The controlnet-hough model is a Cog implementation of the ControlNet framework, which allows modifying images using M-LSD line detection. It was created by jagilley, the same developer behind similar ControlNet models like controlnet-scribble, controlnet, controlnet-normal, and controlnet-depth2img. These models all leverage the ControlNet framework to condition Stable Diffusion on various input modalities, allowing for fine-grained control over the generated images.

Model inputs and outputs

The controlnet-hough model takes in an image and a prompt, and outputs a modified image based on the provided input. The key highlight is the ability to use M-LSD (Modified Line Segment Detector) to identify straight lines in the input image and use that as a conditioning signal for the Stable Diffusion model.

Inputs

  • image: The input image to be modified
  • prompt: The text prompt describing the desired output image
  • seed: The random seed to use for generation
  • scale: The guidance scale to use for generation
  • ddim_steps: The number of steps to use for the DDIM sampler
  • num_samples: The number of output samples to generate
  • value_threshold: The threshold to use for the M-LSD line detection
  • distance_threshold: The distance threshold to use for the M-LSD line detection
  • a_prompt: The additional prompt to use for generation
  • n_prompt: The negative prompt to use for generation
  • detect_resolution: The resolution to use for the M-LSD line detection

Outputs

  • Output image(s): The modified image(s) generated by the model based on the input image and prompt.

Capabilities

The controlnet-hough model can be used to modify images by detecting straight lines in the input image and using that as a conditioning signal for Stable Diffusion. This allows for precise control over the structure and geometry of the generated images, as demonstrated in the examples provided in the README. The model can be used to generate images of rooms, buildings, and other scenes with straight line features.

What can I use it for?

The controlnet-hough model can be useful for a variety of image generation tasks, such as architectural visualization, technical illustration, and creative art. By leveraging the M-LSD line detection, you can generate images that closely match a desired layout or structure, making it a valuable tool for professional and hobbyist designers, artists, and engineers. The model could be used to create realistic renders of buildings, machines, or other engineered systems, or to generate stylized illustrations with a strong focus on geometric forms.

Things to try

One interesting aspect of the controlnet-hough model is its ability to preserve the structural integrity of the input image while still allowing for creative expression through the text prompt. This could be particularly useful for tasks like image inpainting or object insertion, where you need to maintain the overall composition and perspective of the scene while modifying or adding new elements.

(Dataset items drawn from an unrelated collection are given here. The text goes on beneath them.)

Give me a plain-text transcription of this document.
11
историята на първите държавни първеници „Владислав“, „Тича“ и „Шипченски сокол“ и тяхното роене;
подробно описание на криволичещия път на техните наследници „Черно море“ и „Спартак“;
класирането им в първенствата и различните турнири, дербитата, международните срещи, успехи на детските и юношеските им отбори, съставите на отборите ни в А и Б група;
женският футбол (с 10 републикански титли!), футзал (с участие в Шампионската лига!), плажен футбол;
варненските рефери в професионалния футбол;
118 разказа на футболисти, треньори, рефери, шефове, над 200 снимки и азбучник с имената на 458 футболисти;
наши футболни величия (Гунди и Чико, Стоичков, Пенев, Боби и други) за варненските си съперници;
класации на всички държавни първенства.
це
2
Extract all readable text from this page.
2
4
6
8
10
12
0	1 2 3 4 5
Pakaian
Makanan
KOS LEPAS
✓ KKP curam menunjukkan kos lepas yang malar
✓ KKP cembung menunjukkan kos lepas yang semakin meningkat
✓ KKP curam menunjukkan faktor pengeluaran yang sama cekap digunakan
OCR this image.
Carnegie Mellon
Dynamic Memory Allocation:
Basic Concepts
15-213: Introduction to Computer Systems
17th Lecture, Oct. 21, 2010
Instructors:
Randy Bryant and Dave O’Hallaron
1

You could try using the model to replace specific objects in an image, or to generate new scenes that seamlessly integrate with an existing background.

Another interesting direction to explore would be combining the controlnet-hough model with other ControlNet models, such as controlnet-normal or controlnet-depth2img, to create even more sophisticated and nuanced image generations that incorporate multiple conditioning signals.



This summary was produced with help from an AI and may contain inaccuracies - check out the links to read the original source documents!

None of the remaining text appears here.